Colonization of Free Blacks. Memorial of Leonard Dugged, George A. Bailey, and 240 other free colored persons of California, praying Congress to provide means for their colonization for some country in which their color will not be a badge of degradation [caption title].
In 1862, California African-Americans petition Congress. These African Americans want to emigrate from America to live free of prejudice and inequality.
As the Civil War continues, over 200 African-American Californians seek relief from Congress for racial discrimination. The petition begins this:
This memorial of colored persons, natives of the United States, and residents of California, respectfully showeth:
That in view of the many disadvantages which the colored population of the United States labor under—their being deprived of many of the most important privileges of citizenship, and denied the rights and franchises freely extended to all other native-born citizens, and also to every other class of aliens; their being marked out, not only by law, but also by public sentiment, which is stronger or more effective than law, as an inferior and degraded caste, prevented by the force of circumstances from engaging in honorable or lucrative employments, thus being in a great measure prevented from leading a life either honorable to themselves or useful to their country—a strong and rapidly increasing feeling has grown up among a large portion of the free colored population (probably already a majority of the whole) in favor of emigration to those countries where color is not considered a badge of degradation, and has ceased to act as a barrier to honorable advancement.

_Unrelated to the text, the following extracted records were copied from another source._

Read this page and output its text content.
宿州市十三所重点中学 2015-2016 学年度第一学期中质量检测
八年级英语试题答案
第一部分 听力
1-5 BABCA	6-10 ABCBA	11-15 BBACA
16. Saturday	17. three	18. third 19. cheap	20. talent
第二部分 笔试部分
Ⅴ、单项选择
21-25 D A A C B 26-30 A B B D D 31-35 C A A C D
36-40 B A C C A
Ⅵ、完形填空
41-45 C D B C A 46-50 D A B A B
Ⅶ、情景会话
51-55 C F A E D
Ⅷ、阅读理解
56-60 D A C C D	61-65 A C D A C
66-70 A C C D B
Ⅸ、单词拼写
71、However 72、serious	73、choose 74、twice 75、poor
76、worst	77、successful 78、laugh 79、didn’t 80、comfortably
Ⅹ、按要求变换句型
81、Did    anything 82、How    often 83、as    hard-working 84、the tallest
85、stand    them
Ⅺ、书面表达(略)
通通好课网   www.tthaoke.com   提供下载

While there is considerable diversity of opinion as to the best location to migrate to, some preferring Africa, some the British West India Islands, some Hayti, some South America and Central America, they all seem to agree that either is preferable to remaining under the disabilities imposed upon them in the land of their birth, and a very large majority look upon the first and last named regions, Africa and Central America, as offering greater inducements than any other localities to the industrious emigrant. We therefore pray your honorable body to grant assistance, in such manner as you may deem expedient, to colored natives of the United States who may desire to emigrate to Africa or the tropical regions of America.
The petition continues further until half way down page four; there begins, printed in type in two columns, until p6, the names of the Californian petitioners. It is interesting to note there is no mention of the ongoing Civil War. An eloquent and clear statement of racial discrimination and injustices against African Americans by African Americans.

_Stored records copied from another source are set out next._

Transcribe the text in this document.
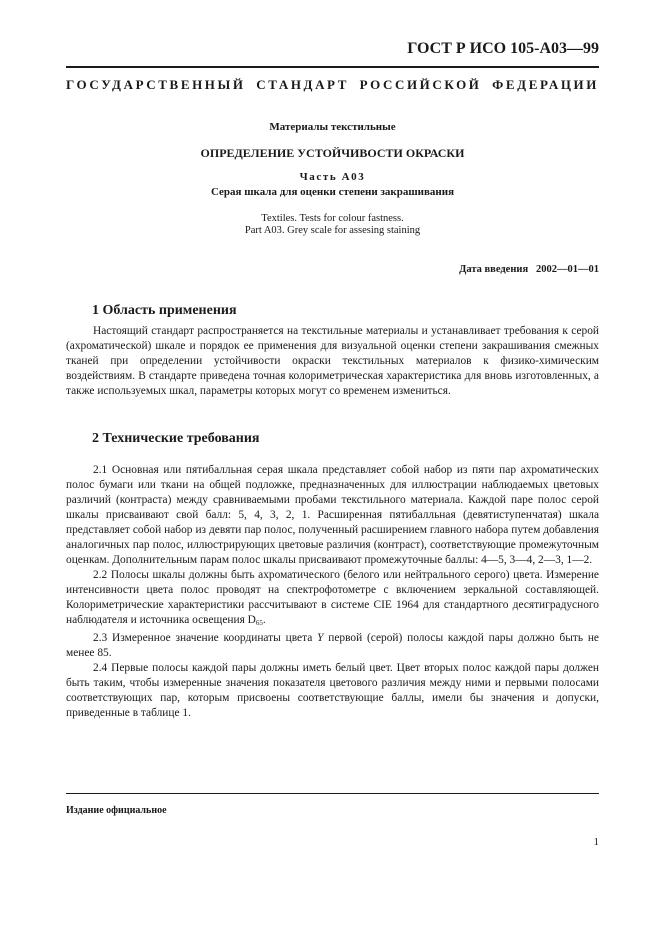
ГОСТ Р ИСО 105-А03—99
ГОСУДАРСТВЕННЫЙ СТАНДАРТ РОССИЙСКОЙ ФЕДЕРАЦИИ
Материалы текстильные
ОПРЕДЕЛЕНИЕ УСТОЙЧИВОСТИ ОКРАСКИ
Часть А03
Серая шкала для оценки степени закрашивания
Textiles. Tests for colour fastness.
Part A03. Grey scale for assesing staining
Дата введения   2002—01—01
1 Область применения

Настоящий стандарт распространяется на текстильные материалы и устанавливает требования к серой (ахроматической) шкале и порядок ее применения для визуальной оценки степени закрашивания смежных тканей при определении устойчивости окраски текстильных материалов к физико-химическим воздействиям. В стандарте приведена точная колориметрическая характеристика для вновь изготовленных, а также используемых шкал, параметры которых могут со временем измениться.

2 Технические требования

2.1 Основная или пятибалльная серая шкала представляет собой набор из пяти пар ахроматических полос бумаги или ткани на общей подложке, предназначенных для иллюстрации наблюдаемых цветовых различий (контраста) между сравниваемыми пробами текстильного материала. Каждой паре полос серой шкалы присваивают свой балл: 5, 4, 3, 2, 1. Расширенная пятибалльная (девятиступенчатая) шкала представляет собой набор из девяти пар полос, полученный расширением главного набора путем добавления аналогичных пар полос, иллюстрирующих цветовые различия (контраст), соответствующие промежуточным оценкам. Дополнительным парам полос шкалы присваивают промежуточные баллы: 4—5, 3—4, 2—3, 1—2.

2.2 Полосы шкалы должны быть ахроматического (белого или нейтрального серого) цвета. Измерение интенсивности цвета полос проводят на спектрофотометре с включением зеркальной составляющей. Колориметрические характеристики рассчитывают в системе CIE 1964 для стандартного десятиградусного наблюдателя и источника освещения $D_{65}$.

2.3 Измеренное значение координаты цвета Y первой (серой) полосы каждой пары должно быть не менее 85.

2.4 Первые полосы каждой пары должны иметь белый цвет. Цвет вторых полос каждой пары должен быть таким, чтобы измеренные значения показателя цветового различия между ними и первыми полосами соответствующих пар, которым присвоены соответствующие баллы, имели бы значения и допуски, приведенные в таблице 1.

Издание официальное
1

Author Rudolph M. Lapp notes: “Nothing came of the petition, and the events of the Civil War undoubtedly overtook it. However, its timing suggests that a considerable number of California Negroes shared Frederick Douglass’s despair, that the Civil War would never benefit blacks.”
Description: Colonization of Free Blacks. Memorial of Leonard Dugged, George A. Bailey, and 240 other free colored persons of California, praying Congress to provide means for their colonization for some country in which their color will not be a badge of degradation [caption title].
37th Congress, 2d Session. House of Representatives. Mis. Doc. 31. [Washington: 1862]. 8vo. 6, [2, blank] pp. Removed from a bound volume; fine.
Lapp, Blacks in Gold Rush California (Yale, 1977).